Two Poems by Jonny Teklit

There Will Be Blood

They play until dusk,

until the dirt on their clothes 

can hardly be seen in the dim evening

glow, you know, the time when the sky

is a perfect sheet of cobalt 

and there are no stars, only the pale

glimmering eye of the moon,

only the fireflies, close enough

to clap between their hands,

their first foray into the sticky business

of snuffing a light. 

They leave the woods, their playground,

grab their bikes and pedal homeward,

cackling amongst themselves like a motorcycle gang

of hyenas, like there’s something in the air

and once they return to the familiar

streets of their neighborhood

they peel off, one by one, 

and return to their dens

where dinner has been waiting,

and when their mothers ask about their tardiness

they will lie, feign ignorance, act innocent, 

anything to protect their new and bloody

secret, shoddily buried among the trees,

where it will remain for several weeks

until a woman on the run

trail will chase her dog who took

off into the woods and when she finds

it sniffing about a grey wrist 

protruding from the earth like a sapling

of bone, she will think of how she should have moved

from this town a year ago like she had wanted to,

but, of course, she knows that 

here is no worse than anywhere else, 

for where there are boys,

there will be blood.

The Perennial Knife of Hindsight

Eternity, after a while, loses its weight. 

There are no more days or years, only time: 

unsegmented.
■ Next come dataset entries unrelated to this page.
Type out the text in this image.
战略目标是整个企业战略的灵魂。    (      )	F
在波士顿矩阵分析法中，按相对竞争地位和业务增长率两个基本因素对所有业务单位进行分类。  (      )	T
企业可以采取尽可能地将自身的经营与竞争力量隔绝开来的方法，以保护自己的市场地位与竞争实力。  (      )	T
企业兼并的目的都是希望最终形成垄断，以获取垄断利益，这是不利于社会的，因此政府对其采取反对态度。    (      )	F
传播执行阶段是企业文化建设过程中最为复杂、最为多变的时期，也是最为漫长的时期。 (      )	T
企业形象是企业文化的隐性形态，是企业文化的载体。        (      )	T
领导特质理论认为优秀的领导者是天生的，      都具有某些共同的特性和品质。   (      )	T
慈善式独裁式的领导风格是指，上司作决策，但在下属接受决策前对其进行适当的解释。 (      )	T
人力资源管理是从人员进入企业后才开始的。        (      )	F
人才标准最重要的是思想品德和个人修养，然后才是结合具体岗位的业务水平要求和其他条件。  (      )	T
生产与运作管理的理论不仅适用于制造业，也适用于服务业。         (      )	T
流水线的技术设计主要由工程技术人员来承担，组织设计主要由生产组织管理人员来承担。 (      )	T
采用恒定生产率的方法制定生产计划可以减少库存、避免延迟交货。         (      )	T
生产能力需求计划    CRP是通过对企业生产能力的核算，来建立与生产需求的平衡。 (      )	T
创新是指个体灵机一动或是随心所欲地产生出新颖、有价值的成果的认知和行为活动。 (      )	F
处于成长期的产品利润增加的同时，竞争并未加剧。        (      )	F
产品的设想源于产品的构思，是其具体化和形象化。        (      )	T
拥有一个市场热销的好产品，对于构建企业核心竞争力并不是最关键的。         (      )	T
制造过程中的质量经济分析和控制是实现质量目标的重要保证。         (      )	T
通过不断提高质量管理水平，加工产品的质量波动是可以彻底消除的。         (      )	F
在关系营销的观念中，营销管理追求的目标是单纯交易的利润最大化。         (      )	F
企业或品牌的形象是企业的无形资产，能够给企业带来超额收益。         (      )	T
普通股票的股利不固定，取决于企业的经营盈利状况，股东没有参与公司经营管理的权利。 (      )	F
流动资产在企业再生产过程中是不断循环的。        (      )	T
Eurydice roams the face

of Hades, her memories unmoored from recall,

but, still, the turn of her lover’s face—

the unquieting knell of his doubt—

remains clear and ringing in her vision.

Even the song that cracked Hades open

is muffled beneath its toll. With a glance

he turned her into something not quite ghost,

not quite shadow, not quite wind chime,

but the cold breath that passes through all three.

Alas, she did not need eternity to learn

that a woman can be undone by a man’s disbelief.

Jonny Teklit is a winner of the 2019 Academy of American Poets College Poetry Prize as well as the recipient of the 2019 Aliki Perroti and Seth Young Most Promising Young Poet Award. Currently a reader for The Adroit Journal, his work has appeared in Lancaster Online and The New Yorker.